Example session topics could include, but are not limited to:
- Emerging Trends in Data-Driven Product Development: Explore how to leverage real-time data for smarter product iteration and innovation. This workshop will feature tools like Jupyter Notebook, Apache Spark, and Tableau to enhance product workflows, highlight programming languages such as Python, R, and SQL, and apply agile product development methodologies.
- AI Ethics and Responsible Data Usage: Gain insight into best practices for ethical AI implementation and responsible data governance. Participants will work with IBM Watson OpenScale for bias detection and learn about Explainable AI (XAI) using Python libraries like LIME. The session will include ethical review protocols, transparency techniques, and fairness assessments.
- Advanced Data Visualization Techniques: Master the art of transforming complex datasets into actionable insights. This session will showcase D3.js, Power BI, and Plotly for impactful visuals, focus on programming languages like JavaScript and Python, and teach methods for creating interactive dashboards and real-time data updates.
- Building Scalable Data Pipelines: Learn to architect efficient and scalable data flows. The workshop will feature tools like Apache Kafka, AWS Data Pipeline, and Apache Airflow, cover languages such as Python, Scala, and SQL, and delve into ETL processes, stream processing, and microservices architecture.

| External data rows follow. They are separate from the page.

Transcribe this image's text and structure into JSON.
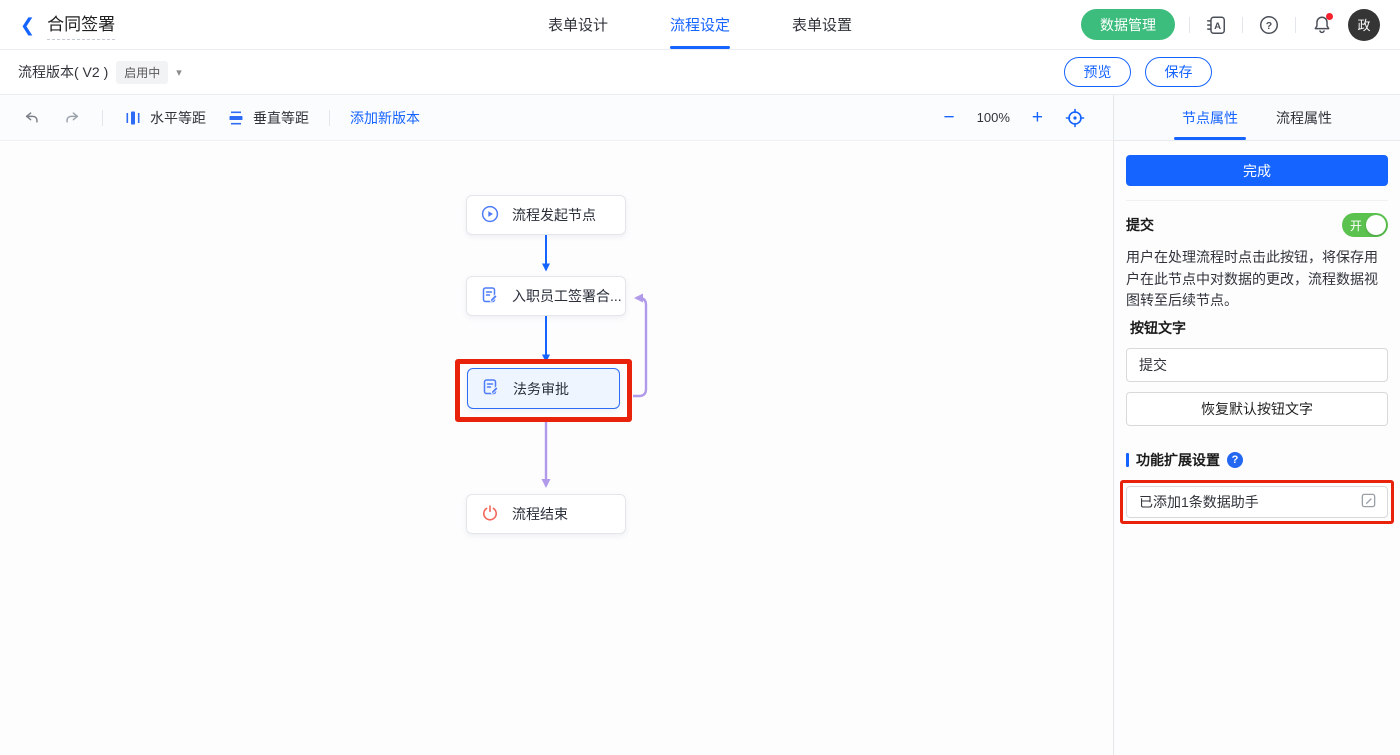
{
  "header": {
    "title": "合同签署",
    "tabs": [
      {
        "label": "表单设计",
        "active": false
      },
      {
        "label": "流程设定",
        "active": true
      },
      {
        "label": "表单设置",
        "active": false
      }
    ],
    "data_manage_button": "数据管理",
    "avatar_text": "政",
    "icons": [
      "translate-icon",
      "help-icon",
      "notification-bell-icon"
    ]
  },
  "subheader": {
    "version_label": "流程版本( V2 )",
    "status_badge": "启用中",
    "preview_button": "预览",
    "save_button": "保存"
  },
  "toolbar": {
    "horizontal_spacing_label": "水平等距",
    "vertical_spacing_label": "垂直等距",
    "add_version_link": "添加新版本",
    "zoom_out": "−",
    "zoom_level": "100%",
    "zoom_in": "+"
  },
  "canvas": {
    "nodes": [
      {
        "label": "流程发起节点",
        "icon": "play-circle-icon",
        "selected": false
      },
      {
        "label": "入职员工签署合...",
        "icon": "document-edit-icon",
        "selected": false
      },
      {
        "label": "法务审批",
        "icon": "document-edit-icon",
        "selected": true,
        "annotated": true
      },
      {
        "label": "流程结束",
        "icon": "power-icon",
        "selected": false
      }
    ],
    "connections": [
      {
        "from": 0,
        "to": 1,
        "color": "#1664ff"
      },
      {
        "from": 1,
        "to": 2,
        "color": "#1664ff"
      },
      {
        "from": 2,
        "to": 3,
        "color": "#b19ae9"
      },
      {
        "from": 2,
        "to": 1,
        "color": "#b19ae9",
        "type": "loop-back"
      }
    ]
  },
  "panel": {
    "tabs": [
      {
        "label": "节点属性",
        "active": true
      },
      {
        "label": "流程属性",
        "active": false
      }
    ],
    "complete_button": "完成",
    "submit": {
      "label": "提交",
      "toggle_state": "开"
    },
    "description": "用户在处理流程时点击此按钮，将保存用户在此节点中对数据的更改，流程数据视图转至后续节点。",
    "button_text_label": "按钮文字",
    "button_text_value": "提交",
    "restore_button": "恢复默认按钮文字",
    "extension": {
      "title": "功能扩展设置",
      "field_value": "已添加1条数据助手"
    }
  },
  "colors": {
    "accent_blue": "#1664ff",
    "brand_green": "#3dbd7d",
    "toggle_green": "#5bc24f",
    "annotation_red": "#e8220b",
    "connector_blue": "#1664ff",
    "connector_purple": "#b19ae9",
    "end_node_red": "#f2695c"
  }
}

- The Future of Data Security and Privacy: Navigate new global regulations and best practices in data protection. Attendees will explore tools like Splunk for threat monitoring and Snort for intrusion detection, use Python and PowerShell for scripting, and review zero-trust architecture and encryption strategies.
- Machine Learning Operations (MLOps) Best Practices: Enhance the deployment and lifecycle management of machine learning models. This workshop includes demonstrations of MLflow and Kubeflow, leverages Python and YAML, and discusses automated model retraining, version control, and deployment monitoring.
- The Power of Predictive Analytics: Harness predictive modeling for improved decision-making. Attendees will use tools such as Azure Machine Learning and Scikit-learn, work with languages like Python and R, and apply methods like regression analysis and time series forecasting.
- Data Democratization and Collaboration: Bridge the gap between technical and non-technical teams for better data accessibility. This session highlights tools like Snowflake and Looker, covers SQL and DAX for Power BI, and discusses data cataloging and collaborative dashboard creation.
- AI-Powered Code Review and Debugging Tools: Discover how AI optimizes the code review process. This workshop will introduce tools like DeepCode and GitHub Copilot, work with Java, Python, and C++, and explore methods for automated code review and static code analysis.
- Cybersecurity Threat Intelligence for Developers: Integrate security insights into development workflows. Participants will learn to use Nessus for vulnerability scanning and OWASP ZAP for web app security, write custom Python scripts, and apply secure coding practices and continuous threat monitoring.
- Integrating Geospatial Analytics with Mainstream Development: Explore the use of geospatial data for innovative solutions. This workshop covers tools like ArcGIS and PostGIS, languages such as Python and SQL, and methods for spatial analysis and interactive mapping.
- Enhancing User Experience with Data-Driven Design: Use analytics to drive engaging user interfaces. The session includes tools like Hotjar and Adobe XD, focuses on JavaScript and HTML, and teaches methods for heatmap analysis, user journey mapping, and A/B testing.
- Sustainability in Tech: The Role of Data: Utilize data for greener development practices. Attendees will use carbon footprint calculators and environmental impact platforms, leverage Python and R, and learn methods for lifecycle analysis and energy usage monitoring.
- Agile Data Project Management: Adapt Agile methodologies for data-centric projects. This workshop includes tools like Jira and Trello, focuses on the application of the Scrum framework, and covers sprint planning and retrospective techniques.
- Cloud-Native Data Infrastructure: Optimize cloud services for data storage and processing. This session highlights AWS S3, Google BigQuery, and Apache Cassandra, uses SQL and Python, and teaches methods for cloud-native development and containerized data services.